Advertising revenue broken down by category was:
- Local, up 3.4% to $63.2 million
- National, down 12.5% to $28.5 million
- Political, $5.3 million compared to $800,000 in the 2013 quarter
- Retransmission fees, up 21% to $12.7 million
- Digital revenue increased 9.6% to $4.4 million.
The company said the decline in national advertising revenue reflects the soft demand seen across much of the media industry.
Total TV station expenses increased 8.8% to $88 million, driven by increases in employee-related costs and higher digital expenses due to increases in sales staff and other digital support costs. The expense increase includes severance costs associated with a new master control hub in Indianapolis.
Profit in the television division was $27.8 million, compared with $30.5 million in the prior-year quarter, a drop of 8.9%.

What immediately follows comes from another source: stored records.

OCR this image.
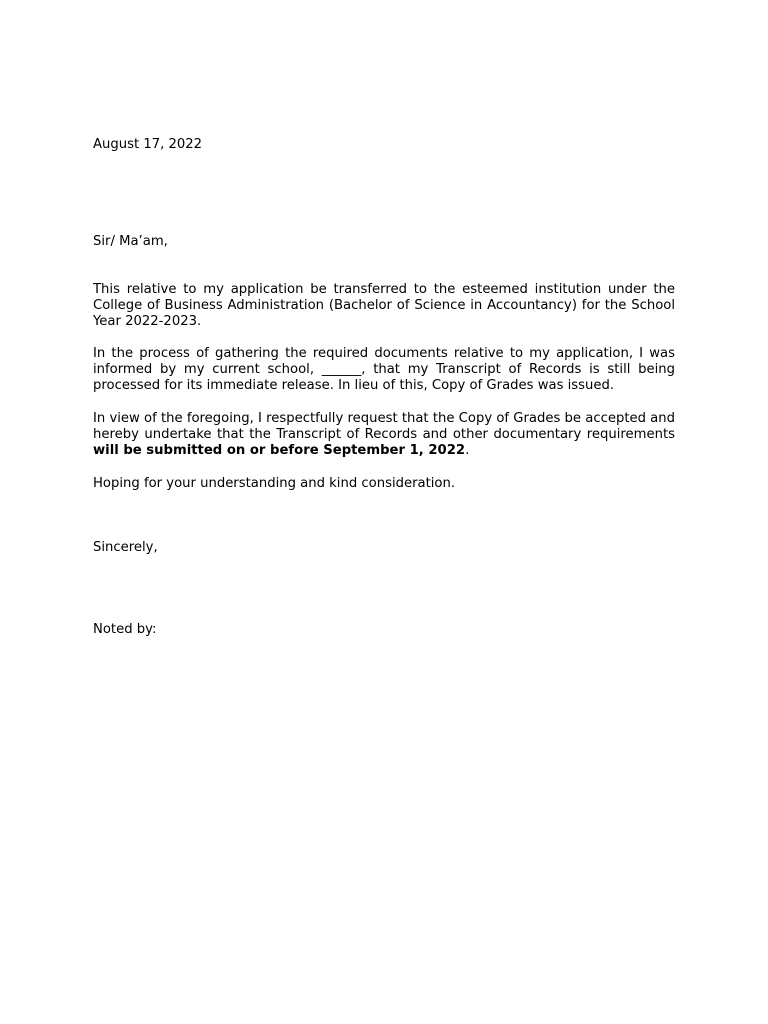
August 17, 2022

Sir/ Ma’am,

This relative to my application be transferred to the esteemed institution under the College of Business Administration (Bachelor of Science in Accountancy) for the School Year 2022-2023.

In the process of gathering the required documents relative to my application, I was informed by my current school, ______, that my Transcript of Records is still being processed for its immediate release. In lieu of this, Copy of Grades was issued.

In view of the foregoing, I respectfully request that the Copy of Grades be accepted and hereby undertake that the Transcript of Records and other documentary requirements will be submitted on or before September 1, 2022.

Hoping for your understanding and kind consideration.

Sincerely,

Noted by:
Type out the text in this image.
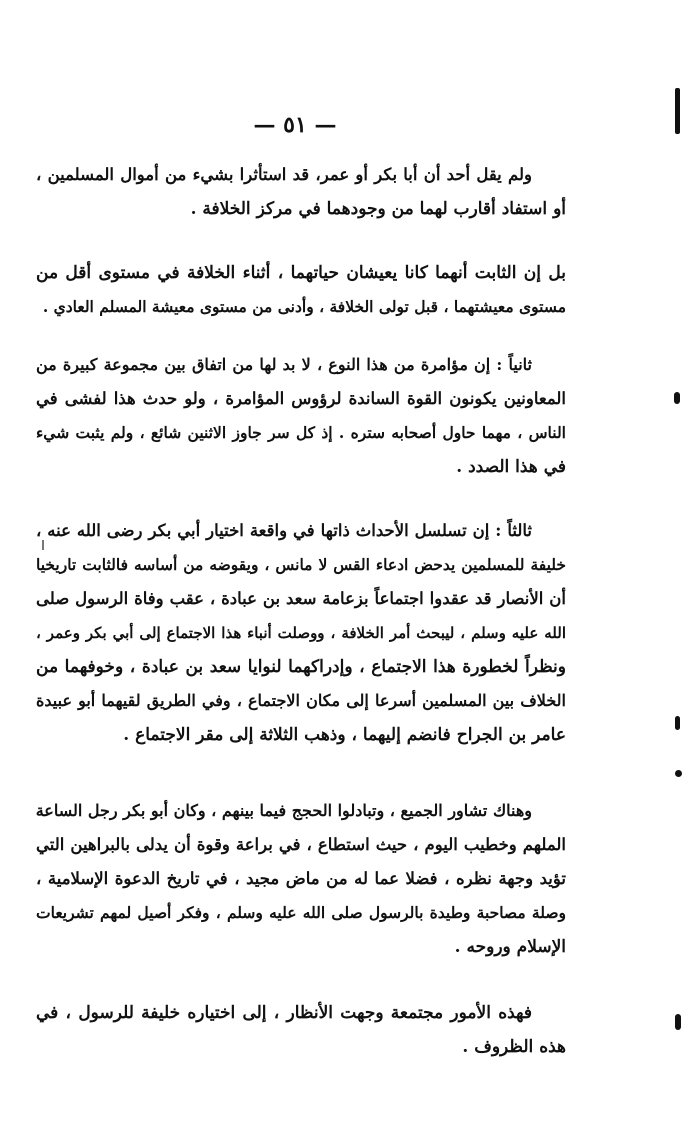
— ٥١ —
ولم يقل أحد أن أبا بكر أو عمر، قد استأثرا بشيء من أموال المسلمين ،
أو استفاد أقارب لهما من وجودهما في مركز الخلافة .
بل إن الثابت أنهما كانا يعيشان حياتهما ، أثناء الخلافة في مستوى أقل من
مستوى معيشتهما ، قبل تولى الخلافة ، وأدنى من مستوى معيشة المسلم العادي .
ثانياً : إن مؤامرة من هذا النوع ، لا بد لها من اتفاق بين مجموعة كبيرة من
المعاونين يكونون القوة الساندة لرؤوس المؤامرة ، ولو حدث هذا لفشى في
الناس ، مهما حاول أصحابه ستره . إذ كل سر جاوز الاثنين شائع ، ولم يثبت شيء
في هذا الصدد .
ثالثاً : إن تسلسل الأحداث ذاتها في واقعة اختيار أبي بكر رضى الله عنه ،
خليفة للمسلمين يدحض ادعاء القس لا مانس ، ويقوضه من أساسه فالثابت تاريخيا
أن الأنصار قد عقدوا اجتماعاً بزعامة سعد بن عبادة ، عقب وفاة الرسول صلى
الله عليه وسلم ، ليبحث أمر الخلافة ، ووصلت أنباء هذا الاجتماع إلى أبي بكر وعمر ،
ونظراً لخطورة هذا الاجتماع ، وإدراكهما لنوايا سعد بن عبادة ، وخوفهما من
الخلاف بين المسلمين أسرعا إلى مكان الاجتماع ، وفي الطريق لقيهما أبو عبيدة
عامر بن الجراح فانضم إليهما ، وذهب الثلاثة إلى مقر الاجتماع .
وهناك تشاور الجميع ، وتبادلوا الحجج فيما بينهم ، وكان أبو بكر رجل الساعة
الملهم وخطيب اليوم ، حيث استطاع ، في براعة وقوة أن يدلى بالبراهين التي
تؤيد وجهة نظره ، فضلا عما له من ماض مجيد ، في تاريخ الدعوة الإسلامية ،
وصلة مصاحبة وطيدة بالرسول صلى الله عليه وسلم ، وفكر أصيل لمهم تشريعات
الإسلام وروحه .
فهذه الأمور مجتمعة وجهت الأنظار ، إلى اختياره خليفة للرسول ، في
هذه الظروف .
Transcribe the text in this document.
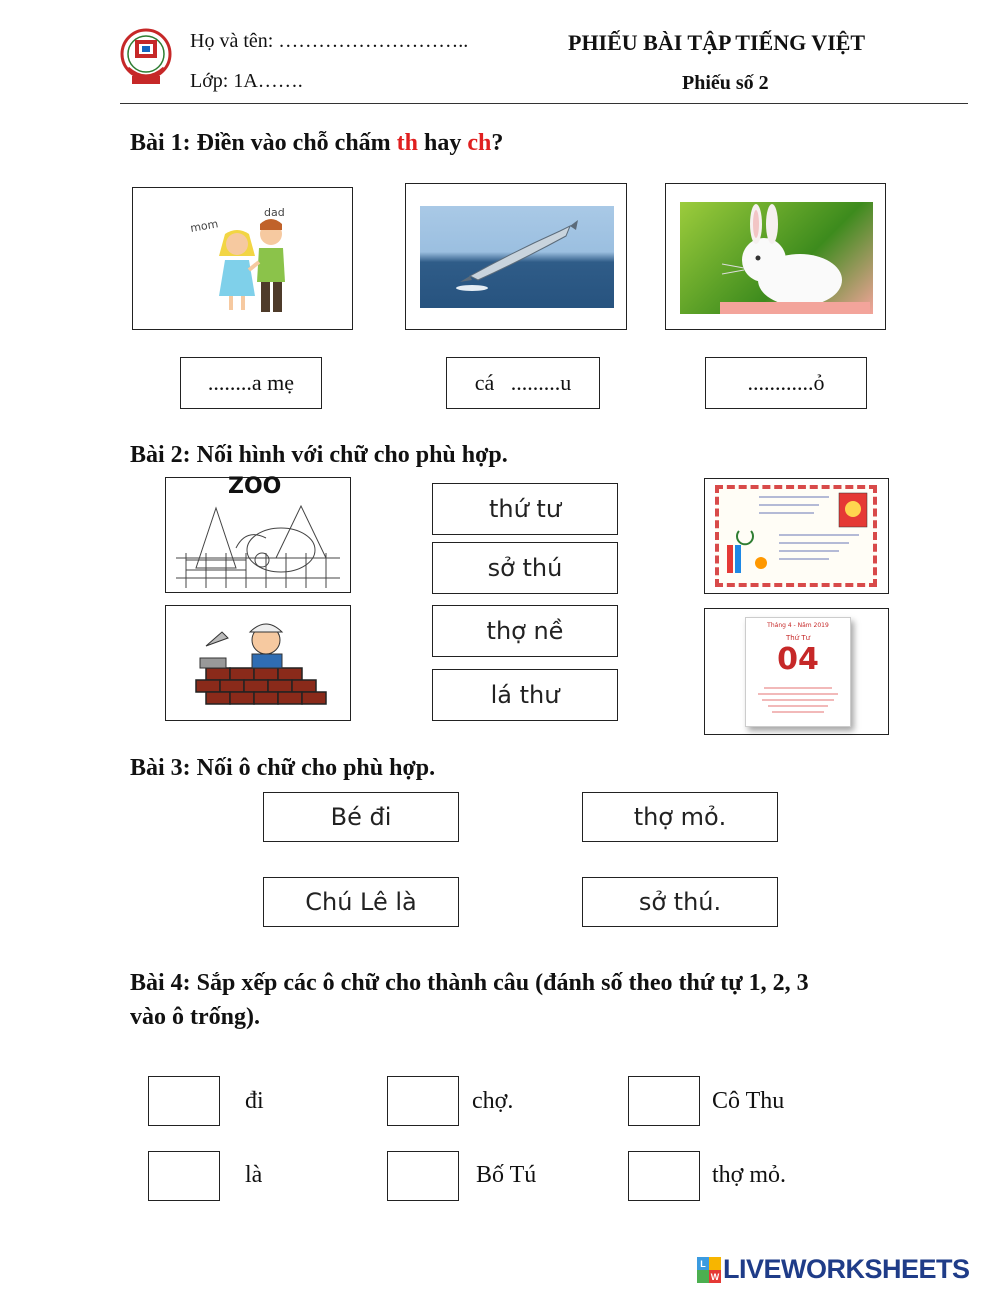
Họ và tên: ………………………..
Lớp: 1A…….
PHIẾU BÀI TẬP TIẾNG VIỆT
Phiếu số 2
Bài 1: Điền vào chỗ chấm th hay ch?
mom
dad
........a mẹ	cá   .........u	............ỏ
Bài 2: Nối hình với chữ cho phù hợp.
ZOO
thứ tư
sở thú
thợ nề
lá thư
Tháng 4 - Năm 2019
Thứ Tư
04
Bài 3: Nối ô chữ cho phù hợp.
Bé đi
Chú Lê là
thợ mỏ.
sở thú.
Bài 4: Sắp xếp các ô chữ cho thành câu (đánh số theo thứ tự 1, 2, 3
vào ô trống).
đi	chợ.	Cô Thu
là	Bố Tú	thợ mỏ.
L
W LIVEWORKSHEETS
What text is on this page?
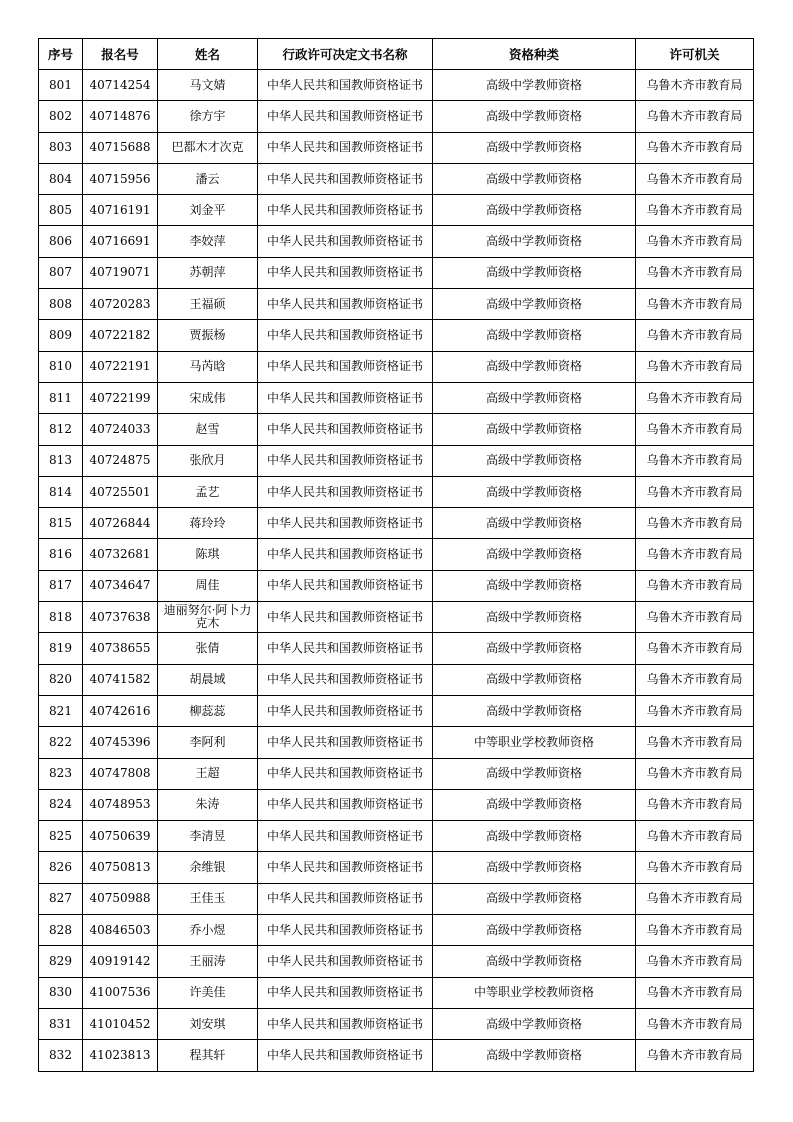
序号	报名号	姓名	行政许可决定文书名称	资格种类	许可机关
801	40714254	马文婧	中华人民共和国教师资格证书	高级中学教师资格	乌鲁木齐市教育局
802	40714876	徐方宇	中华人民共和国教师资格证书	高级中学教师资格	乌鲁木齐市教育局
803	40715688	巴都木才次克	中华人民共和国教师资格证书	高级中学教师资格	乌鲁木齐市教育局
804	40715956	潘云	中华人民共和国教师资格证书	高级中学教师资格	乌鲁木齐市教育局
805	40716191	刘金平	中华人民共和国教师资格证书	高级中学教师资格	乌鲁木齐市教育局
806	40716691	李姣萍	中华人民共和国教师资格证书	高级中学教师资格	乌鲁木齐市教育局
807	40719071	苏朝萍	中华人民共和国教师资格证书	高级中学教师资格	乌鲁木齐市教育局
808	40720283	王福硕	中华人民共和国教师资格证书	高级中学教师资格	乌鲁木齐市教育局
809	40722182	贾振杨	中华人民共和国教师资格证书	高级中学教师资格	乌鲁木齐市教育局
810	40722191	马芮晗	中华人民共和国教师资格证书	高级中学教师资格	乌鲁木齐市教育局
811	40722199	宋成伟	中华人民共和国教师资格证书	高级中学教师资格	乌鲁木齐市教育局
812	40724033	赵雪	中华人民共和国教师资格证书	高级中学教师资格	乌鲁木齐市教育局
813	40724875	张欣月	中华人民共和国教师资格证书	高级中学教师资格	乌鲁木齐市教育局
814	40725501	孟艺	中华人民共和国教师资格证书	高级中学教师资格	乌鲁木齐市教育局
815	40726844	蒋玲玲	中华人民共和国教师资格证书	高级中学教师资格	乌鲁木齐市教育局
816	40732681	陈琪	中华人民共和国教师资格证书	高级中学教师资格	乌鲁木齐市教育局
817	40734647	周佳	中华人民共和国教师资格证书	高级中学教师资格	乌鲁木齐市教育局
818	40737638	迪丽努尔·阿卜力克木	中华人民共和国教师资格证书	高级中学教师资格	乌鲁木齐市教育局
819	40738655	张倩	中华人民共和国教师资格证书	高级中学教师资格	乌鲁木齐市教育局
820	40741582	胡晨域	中华人民共和国教师资格证书	高级中学教师资格	乌鲁木齐市教育局
821	40742616	柳蕊蕊	中华人民共和国教师资格证书	高级中学教师资格	乌鲁木齐市教育局
822	40745396	李阿利	中华人民共和国教师资格证书	中等职业学校教师资格	乌鲁木齐市教育局
823	40747808	王超	中华人民共和国教师资格证书	高级中学教师资格	乌鲁木齐市教育局
824	40748953	朱涛	中华人民共和国教师资格证书	高级中学教师资格	乌鲁木齐市教育局
825	40750639	李清昱	中华人民共和国教师资格证书	高级中学教师资格	乌鲁木齐市教育局
826	40750813	余维银	中华人民共和国教师资格证书	高级中学教师资格	乌鲁木齐市教育局
827	40750988	王佳玉	中华人民共和国教师资格证书	高级中学教师资格	乌鲁木齐市教育局
828	40846503	乔小煜	中华人民共和国教师资格证书	高级中学教师资格	乌鲁木齐市教育局
829	40919142	王丽涛	中华人民共和国教师资格证书	高级中学教师资格	乌鲁木齐市教育局
830	41007536	许美佳	中华人民共和国教师资格证书	中等职业学校教师资格	乌鲁木齐市教育局
831	41010452	刘安琪	中华人民共和国教师资格证书	高级中学教师资格	乌鲁木齐市教育局
832	41023813	程其轩	中华人民共和国教师资格证书	高级中学教师资格	乌鲁木齐市教育局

The company has a whole reported consolidated revenues of $212 million, an increase of 2% from the year-earlier quarter.
Commenting on the second quarter results, Scripps Chairman-President-CEO Rich Boehne said: “In our television markets, good growth in local, political and digital advertising as well as retransmission revenue more than offset weakness in national advertising. Our digital-only sales force contributed significantly to the nearly 10% year-over-year increase in the TV division’s digital revenue. More than half of our stations enjoyed digital revenue growth of more than 20 percent year-over-year.
"Across all of our markets,” Boehne added, “we continue to evolve our digital and mobile products toward a goal of being the local leader in audience and revenue. In the second quarter, our local digital products benefitted from the addition of Newsy as a national and international video news source. Audience reaction was immediate and favorable, and Newsy contributed to our more than three-fold growth in valuable video views across our markets.”